We went to an upscale coffee shop, where as expected the crullers had the usual mildly surprising ingredients. Next door was a nerd store with a replica Tardis from Doctor Who, and a guy in a top hat gave us a fairly hard sell on some Magic the Gathering cards, but I was just thinking about how he pays his rent.
Hey wait, is the rent reasonable here? Can a two-story nerd store survive in a bohemian downtown district? Maybe this little city is clowning on us. Or maybe this guy is just crazy.
And doesn’t Doug Martsch from Built to Spill live around here somewhere? He must, because his signature is on all the copies of There’s Nothing Wrong With Love in the pretty great, cavernously large, non-corporate record store we wandered into.
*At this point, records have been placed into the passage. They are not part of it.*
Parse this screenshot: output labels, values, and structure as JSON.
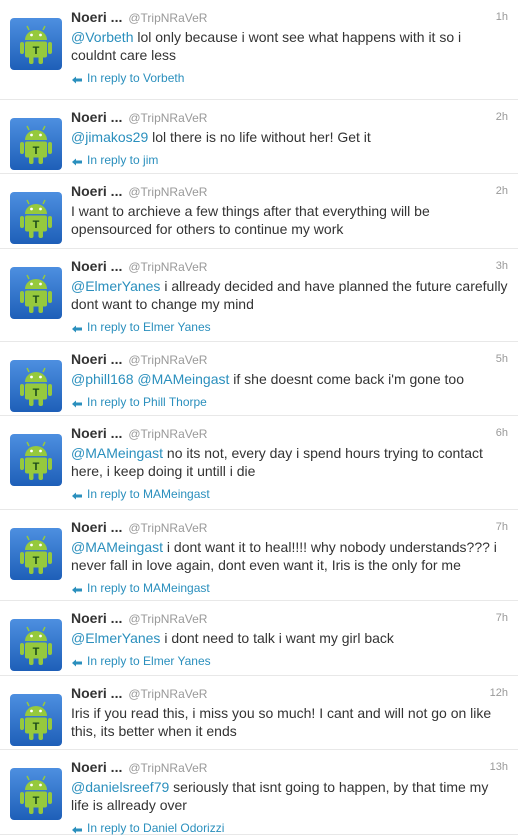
{
  "colors": {
    "accent": "#2a8fbd",
    "avatar_bg": "#1e5fb8",
    "android_green": "#96c93d"
  },
  "avatar_letter": "T",
  "tweets": [
    {
      "name": "Noeri ...",
      "handle": "@TripNRaVeR",
      "time": "1h",
      "mentions": [
        "@Vorbeth"
      ],
      "text": "lol only because i wont see what happens with it so i couldnt care less",
      "reply_to": "In reply to Vorbeth"
    },
    {
      "name": "Noeri ...",
      "handle": "@TripNRaVeR",
      "time": "2h",
      "mentions": [
        "@jimakos29"
      ],
      "text": "lol there is no life without her! Get it",
      "reply_to": "In reply to jim"
    },
    {
      "name": "Noeri ...",
      "handle": "@TripNRaVeR",
      "time": "2h",
      "mentions": [],
      "text": "I want to archieve a few things after that everything will be opensourced for others to continue my work",
      "reply_to": ""
    },
    {
      "name": "Noeri ...",
      "handle": "@TripNRaVeR",
      "time": "3h",
      "mentions": [
        "@ElmerYanes"
      ],
      "text": "i allready decided and have planned the future carefully dont want to change my mind",
      "reply_to": "In reply to Elmer Yanes"
    },
    {
      "name": "Noeri ...",
      "handle": "@TripNRaVeR",
      "time": "5h",
      "mentions": [
        "@phill168",
        "@MAMeingast"
      ],
      "text": "if she doesnt come back i'm gone too",
      "reply_to": "In reply to Phill Thorpe"
    },
    {
      "name": "Noeri ...",
      "handle": "@TripNRaVeR",
      "time": "6h",
      "mentions": [
        "@MAMeingast"
      ],
      "text": "no its not, every day i spend hours trying to contact here, i keep doing it untill i die",
      "reply_to": "In reply to MAMeingast"
    },
    {
      "name": "Noeri ...",
      "handle": "@TripNRaVeR",
      "time": "7h",
      "mentions": [
        "@MAMeingast"
      ],
      "text": "i dont want it to heal!!!! why nobody understands??? i never fall in love again, dont even want it, Iris is the only for me",
      "reply_to": "In reply to MAMeingast"
    },
    {
      "name": "Noeri ...",
      "handle": "@TripNRaVeR",
      "time": "7h",
      "mentions": [
        "@ElmerYanes"
      ],
      "text": "i dont need to talk i want my girl back",
      "reply_to": "In reply to Elmer Yanes"
    },
    {
      "name": "Noeri ...",
      "handle": "@TripNRaVeR",
      "time": "12h",
      "mentions": [],
      "text": "Iris if you read this, i miss you so much! I cant and will not go on like this, its better when it ends",
      "reply_to": ""
    },
    {
      "name": "Noeri ...",
      "handle": "@TripNRaVeR",
      "time": "13h",
      "mentions": [
        "@danielsreef79"
      ],
      "text": "seriously that isnt going to happen, by that time my life is allready over",
      "reply_to": "In reply to Daniel Odorizzi"
    }
  ]
}
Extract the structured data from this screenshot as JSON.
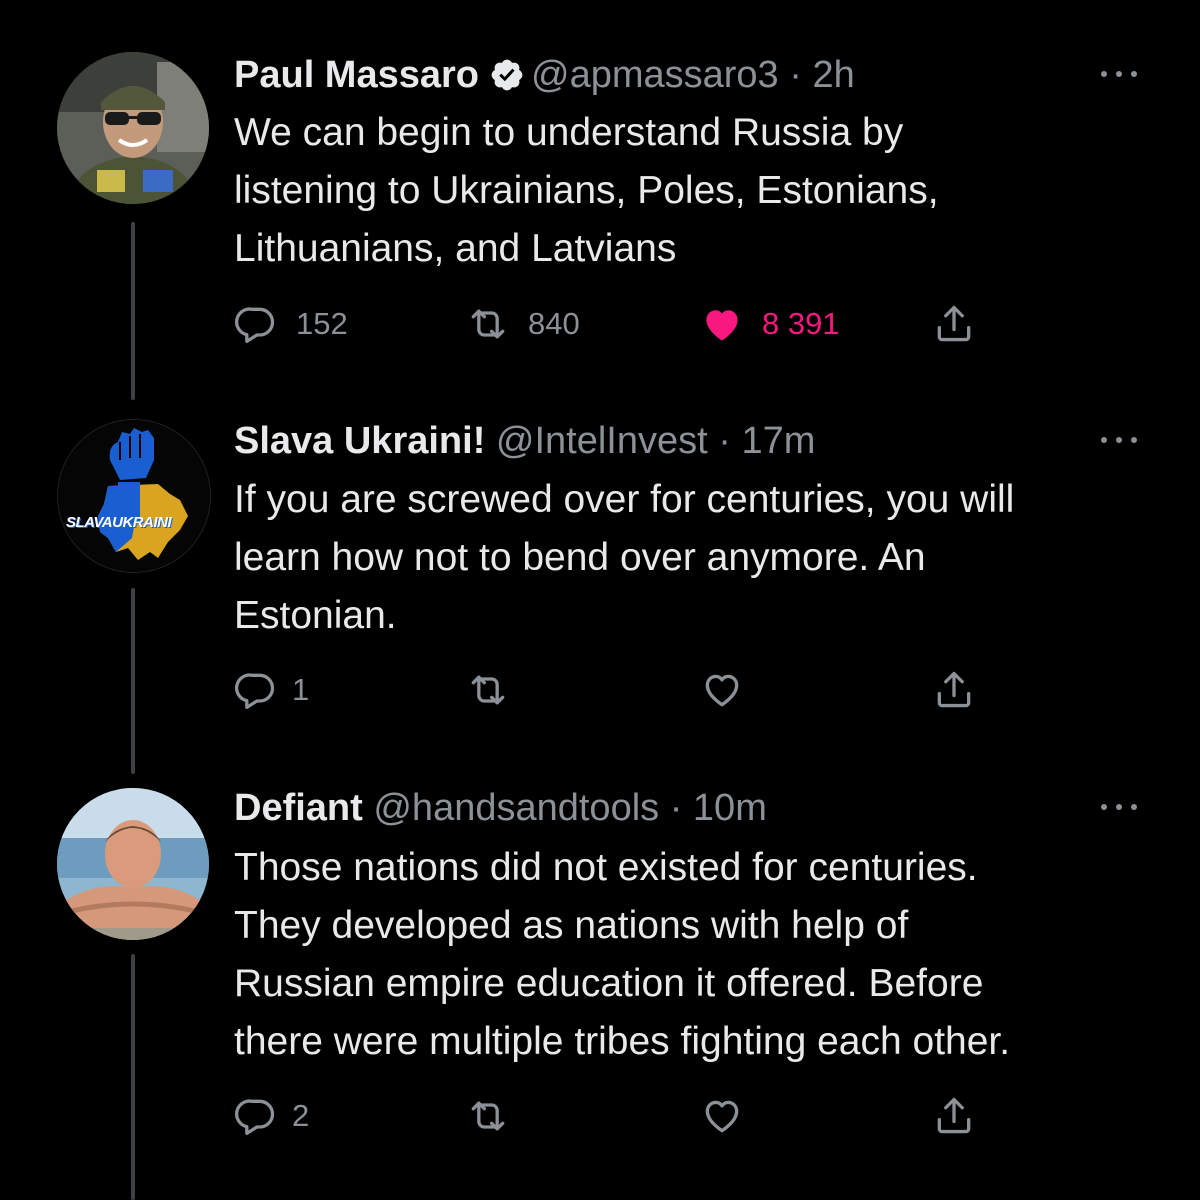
{
  "tweets": [
    {
      "name": "Paul Massaro",
      "handle": "@apmassaro3",
      "time": "2h",
      "verified": true,
      "lines": [
        "We can begin to understand Russia by",
        "listening to Ukrainians, Poles, Estonians,",
        "Lithuanians, and Latvians"
      ],
      "replies": "152",
      "retweets": "840",
      "likes": "8 391",
      "liked": true
    },
    {
      "name": "Slava Ukraini!",
      "handle": "@IntelInvest",
      "time": "17m",
      "verified": false,
      "avatar_text": "SLAVAUKRAINI",
      "lines": [
        "If you are screwed over for centuries, you will",
        "learn how not to bend over anymore. An",
        "Estonian."
      ],
      "replies": "1",
      "retweets": "",
      "likes": "",
      "liked": false
    },
    {
      "name": "Defiant",
      "handle": "@handsandtools",
      "time": "10m",
      "verified": false,
      "lines": [
        "Those nations did not existed for centuries.",
        "They developed as nations with help of",
        "Russian empire education it offered. Before",
        "there were multiple tribes fighting each other."
      ],
      "replies": "2",
      "retweets": "",
      "likes": "",
      "liked": false
    }
  ],
  "colors": {
    "background": "#000000",
    "text": "#e7e9ea",
    "muted": "#8b9196",
    "like": "#f91880",
    "thread_line": "#3e4144",
    "ukraine_blue": "#1a5fd1",
    "ukraine_yellow": "#d9a521"
  }
}
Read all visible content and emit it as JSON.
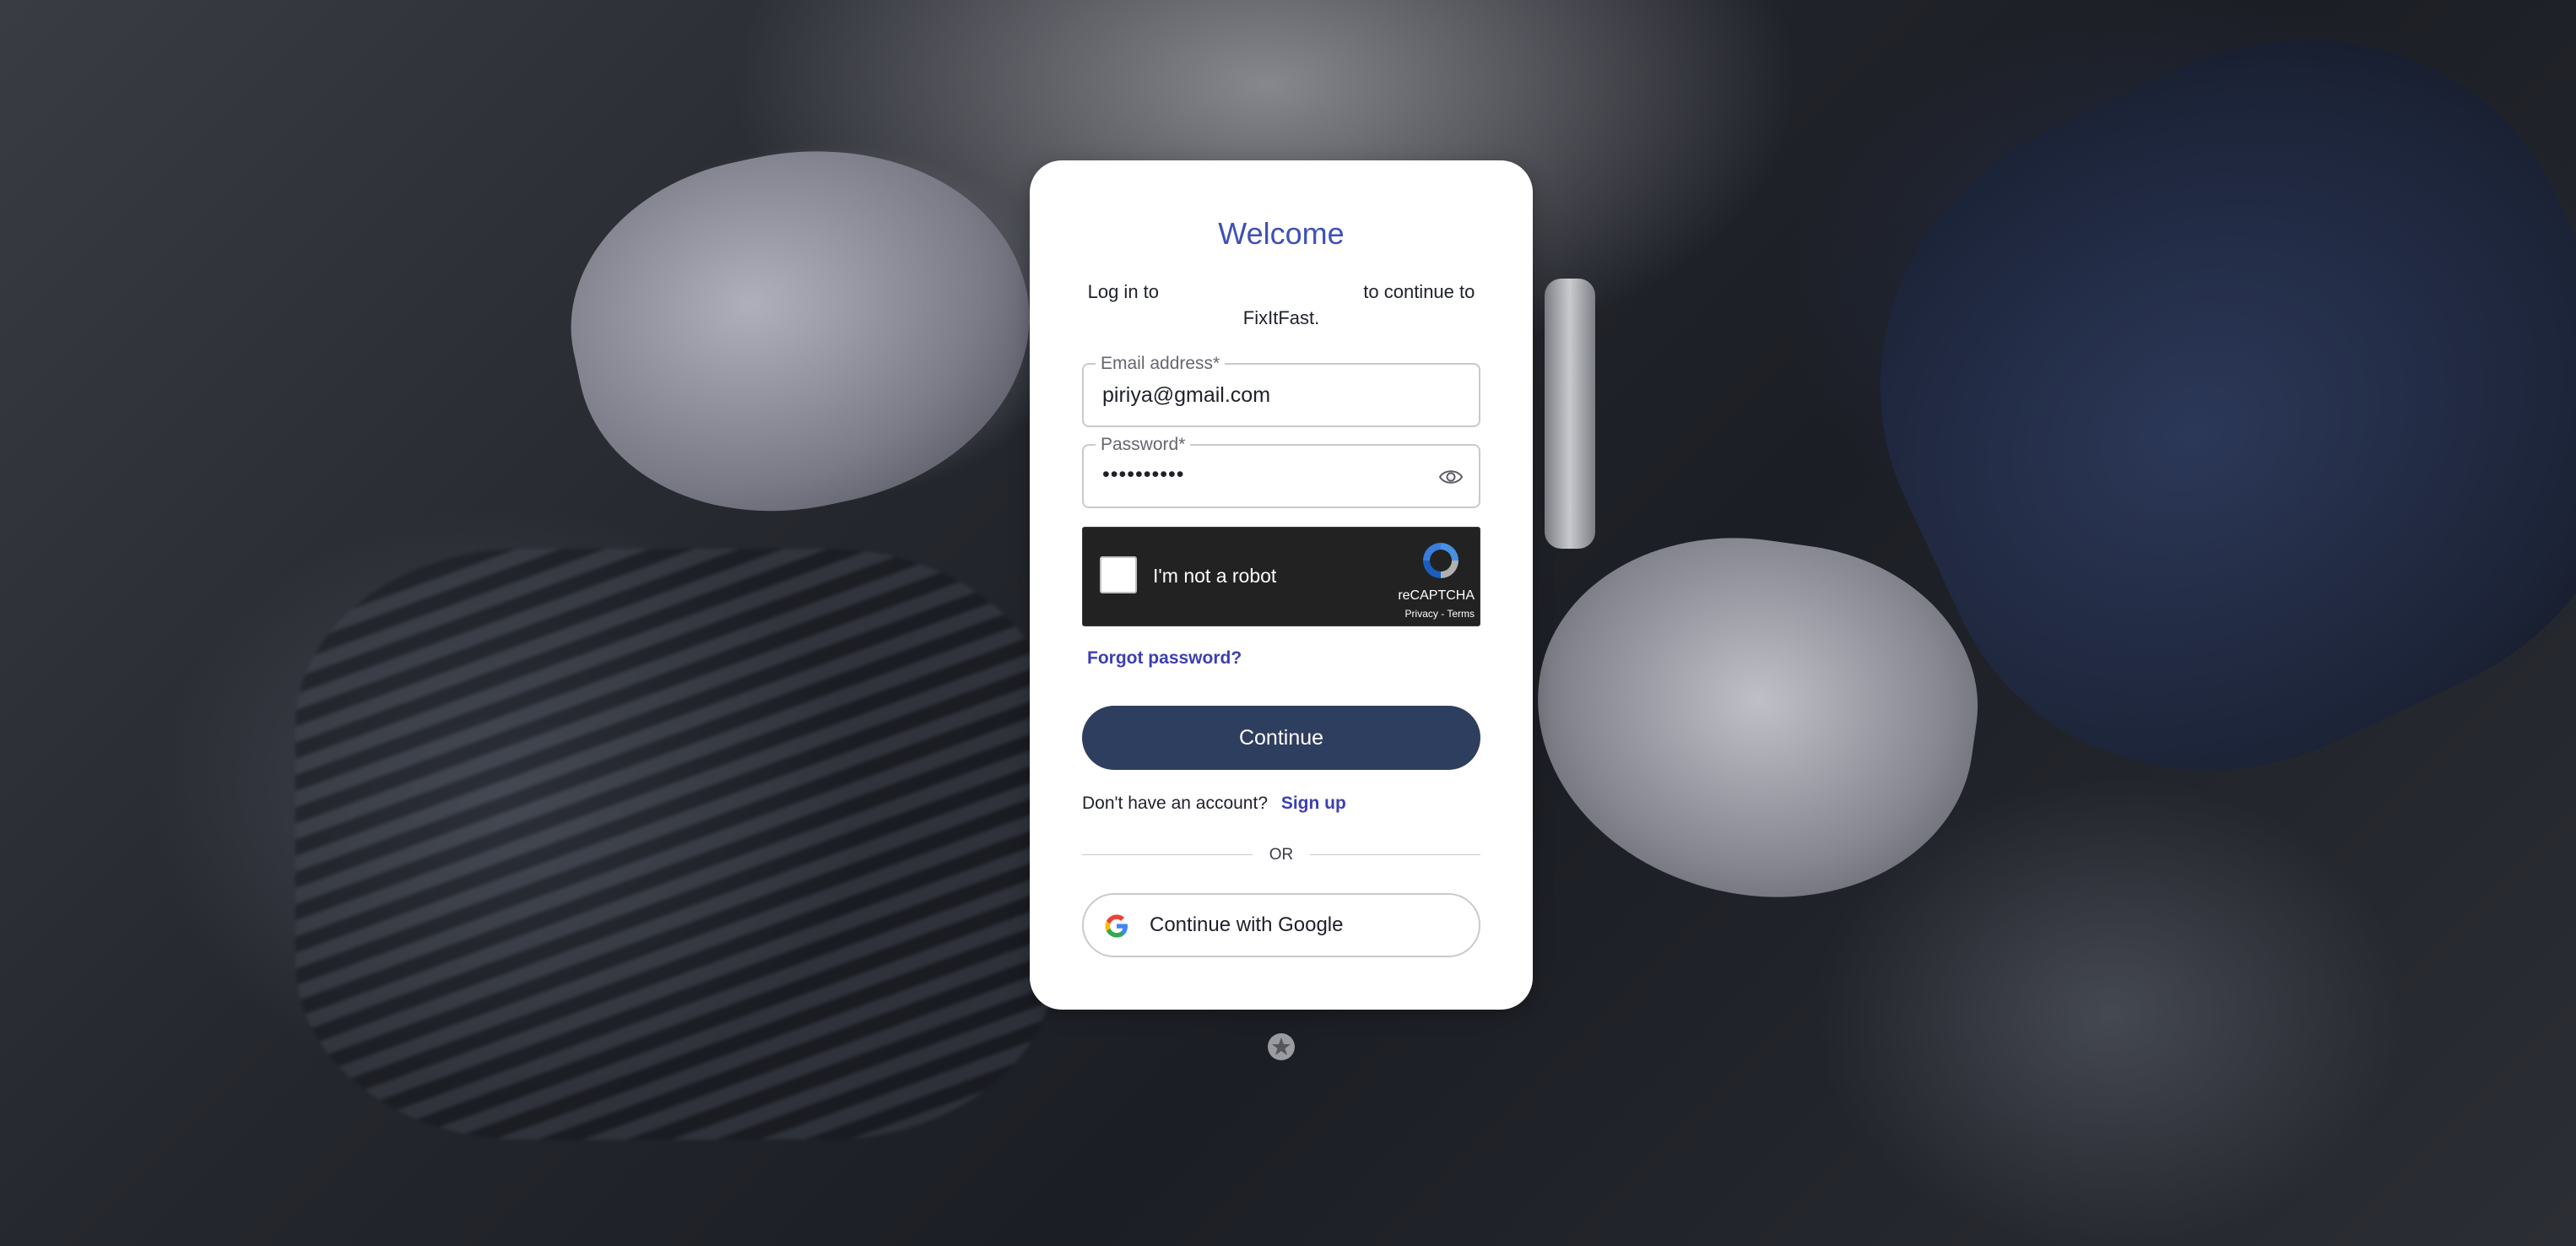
{
  "login": {
    "title": "Welcome",
    "subtitle_prefix": "Log in to",
    "subtitle_suffix": "to continue to FixItFast.",
    "email": {
      "label": "Email address*",
      "value": "piriya@gmail.com"
    },
    "password": {
      "label": "Password*",
      "value": "••••••••••"
    },
    "recaptcha": {
      "checkbox_label": "I'm not a robot",
      "brand": "reCAPTCHA",
      "links": "Privacy - Terms"
    },
    "forgot_password": "Forgot password?",
    "continue_button": "Continue",
    "signup_prompt": "Don't have an account?",
    "signup_link": "Sign up",
    "divider_text": "OR",
    "google_button": "Continue with Google"
  },
  "icons": {
    "show_password": "eye-icon",
    "google": "google-icon",
    "recaptcha": "recaptcha-icon",
    "footer": "star-badge-icon"
  },
  "colors": {
    "accent": "#3f51b5",
    "link": "#3d3fb0",
    "primary_button": "#2e3e5e",
    "captcha_bg": "#222222"
  }
}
We also drove to a nearby winery in the Snake River Plain, where we spotted a pronghorn antelope trotting alone beside the unpaved road that we shared with dirt bikes and dune buggies. I was too amazed to get a picture in time, so here’s one from Wikipedia:
I’d never seen an animal like that outside of a zoo, and this one was hanging out a thirty minute drive from Mom’s house, its presence transforming Idaho into an African savannah.
A dorm room print of Un bar aux Folies Bergère hung over the bar at the winery, and my flight of light reds was aggressively adequate, with two rare lamb chops with fries and chimichurri for under thirty bucks, a better deal than I’ve seen in a long time. Also wait, isn’t this where Evel Knievel jumped the Snake River?
And contrary to stereotypes there do seem to be some people with compassionate politics in Boise, just like there are everywhere, even if they’re usually outvoted or gerrymandered out of relevance. What must it be like to be one of those people here? Maybe kindred souls in towns like this bond faster, because there are less people overall, so if you meet someone cool, who you share something with, you probably feel a sense of urgency to value that and take advantage of it. Is that a better way to interact with other humans than the one I’m used to, where the polite thing to do is pretend that strangers don’t exist?
Who knows. I’d never make it in Boise. I’m a Westerner by birth, from Colorado, and I’ll always have affection for a mountain range around the horizon, and for big lakes and rivers, and dry plains dotted with horse farms.
But I’ve also got some ghosts here. These vast pale Western skies on quiet Sunday afternoons take me directly back to being seventeen, popping Prozac in the high school parking lot, The Head On The Door on the cassette player in my ‘78 Nova. Not my favorite part of my life. I’d rather feel like current version of myself, the guy who is an alien here.
Am I a potato? yes or no? Am I a potato? Yes or no?